The knuckles of Dun’s hands gleamed white as he gripped the control column. “Okay,” he said quietly. “What about Miss Benson, the stewardess?”

“She’s all right. She had meat.”

“Well, that’s something. Look, for heaven’s sake hurry with that emetic. I can’t take any chances, flying this ship.”

“Benson is hurrying. Unless I’m mistaken there are at least two people back there in a state of deep shock. One more thing,” Baird said, looking straight at the captain. “Are you absolutely certain that we’ve no other course but to go on?”

“Certain,” answered Dun instantly. “I’ve checked and double-checked. Thick cloud and ground fog until the other side of the mountains. Calgary, Edmonton, Lethbridge — all closed to traffic. That’s routine, when ground visibility is zero. In the normal way, it wouldn’t worry us.”

“Well, it worries us now.”

The doctor stepped back to leave, but Dun shot at him, “Just a minute.” As the doctor paused, he went on, “I’m in charge of this flight and I must know the facts. Lay it on the line. What are the chances that I’ll be all right?”

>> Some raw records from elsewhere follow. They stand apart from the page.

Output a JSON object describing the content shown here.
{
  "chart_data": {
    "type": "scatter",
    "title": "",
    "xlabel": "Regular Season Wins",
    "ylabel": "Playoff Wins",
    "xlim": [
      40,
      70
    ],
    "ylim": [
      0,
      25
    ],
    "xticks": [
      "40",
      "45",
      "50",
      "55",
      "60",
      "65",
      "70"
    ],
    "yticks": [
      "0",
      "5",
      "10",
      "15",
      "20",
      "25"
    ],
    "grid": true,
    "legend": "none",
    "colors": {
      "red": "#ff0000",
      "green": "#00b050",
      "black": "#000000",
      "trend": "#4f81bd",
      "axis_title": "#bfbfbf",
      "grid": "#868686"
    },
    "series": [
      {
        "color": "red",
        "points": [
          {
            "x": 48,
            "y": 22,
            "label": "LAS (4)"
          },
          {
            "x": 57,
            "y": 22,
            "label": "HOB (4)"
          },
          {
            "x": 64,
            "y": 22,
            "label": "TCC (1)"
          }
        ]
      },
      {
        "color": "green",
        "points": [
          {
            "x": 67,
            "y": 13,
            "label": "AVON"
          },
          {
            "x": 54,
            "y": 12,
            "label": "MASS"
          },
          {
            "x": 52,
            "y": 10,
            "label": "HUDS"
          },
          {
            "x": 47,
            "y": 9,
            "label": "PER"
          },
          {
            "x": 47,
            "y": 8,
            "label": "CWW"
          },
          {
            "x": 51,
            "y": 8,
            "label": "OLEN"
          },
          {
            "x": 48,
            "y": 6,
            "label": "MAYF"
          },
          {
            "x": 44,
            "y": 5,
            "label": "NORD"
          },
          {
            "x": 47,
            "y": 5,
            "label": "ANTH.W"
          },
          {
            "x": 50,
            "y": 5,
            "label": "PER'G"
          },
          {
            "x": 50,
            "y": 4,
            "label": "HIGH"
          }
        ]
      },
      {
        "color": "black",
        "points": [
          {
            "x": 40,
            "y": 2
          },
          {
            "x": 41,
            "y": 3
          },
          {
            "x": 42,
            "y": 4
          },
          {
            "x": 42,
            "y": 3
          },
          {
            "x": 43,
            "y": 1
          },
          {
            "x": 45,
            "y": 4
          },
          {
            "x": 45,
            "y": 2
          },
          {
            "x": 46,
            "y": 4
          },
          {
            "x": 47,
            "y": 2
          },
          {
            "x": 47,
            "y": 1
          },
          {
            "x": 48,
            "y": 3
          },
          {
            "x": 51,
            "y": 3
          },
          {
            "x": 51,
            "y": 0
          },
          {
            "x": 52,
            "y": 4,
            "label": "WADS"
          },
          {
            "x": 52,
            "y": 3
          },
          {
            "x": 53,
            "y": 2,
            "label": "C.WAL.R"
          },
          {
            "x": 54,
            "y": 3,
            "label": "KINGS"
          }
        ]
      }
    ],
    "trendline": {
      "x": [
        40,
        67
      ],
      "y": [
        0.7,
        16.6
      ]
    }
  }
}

Baird shook his head angrily, his composure momentarily deserting him. “I wouldn’t know,” he said savagely. “You just can’t apply any rules to a thing like this.”

He was halted again before he could leave the flight deck.

“Oh, Doctor.”

“Yes?”

“Glad you’re aboard.”

Baird left without another word. Dun took a deep breath, thinking over what had been said and searching in his mind for a possible course of action. Not for the first time in his flying career, he felt himself in the grip of an acute sense of apprehension, only this time his awareness of his responsibility for the safety of a huge, complex aircraft and nearly sixty lives was tinged with a sudden icy premonition of disaster. Was this, then, what it felt like? Older pilots, those who had been in combat in the war, always maintained that if you kept at the game long enough you’d buy it in the end. How was it that in the space of half an hour a normal, everyday, routine flight, carrying a crowd of happy football fans, could change into a nightmare nearly four miles above the earth, something that would shriek across the front pages of a hundred newspapers?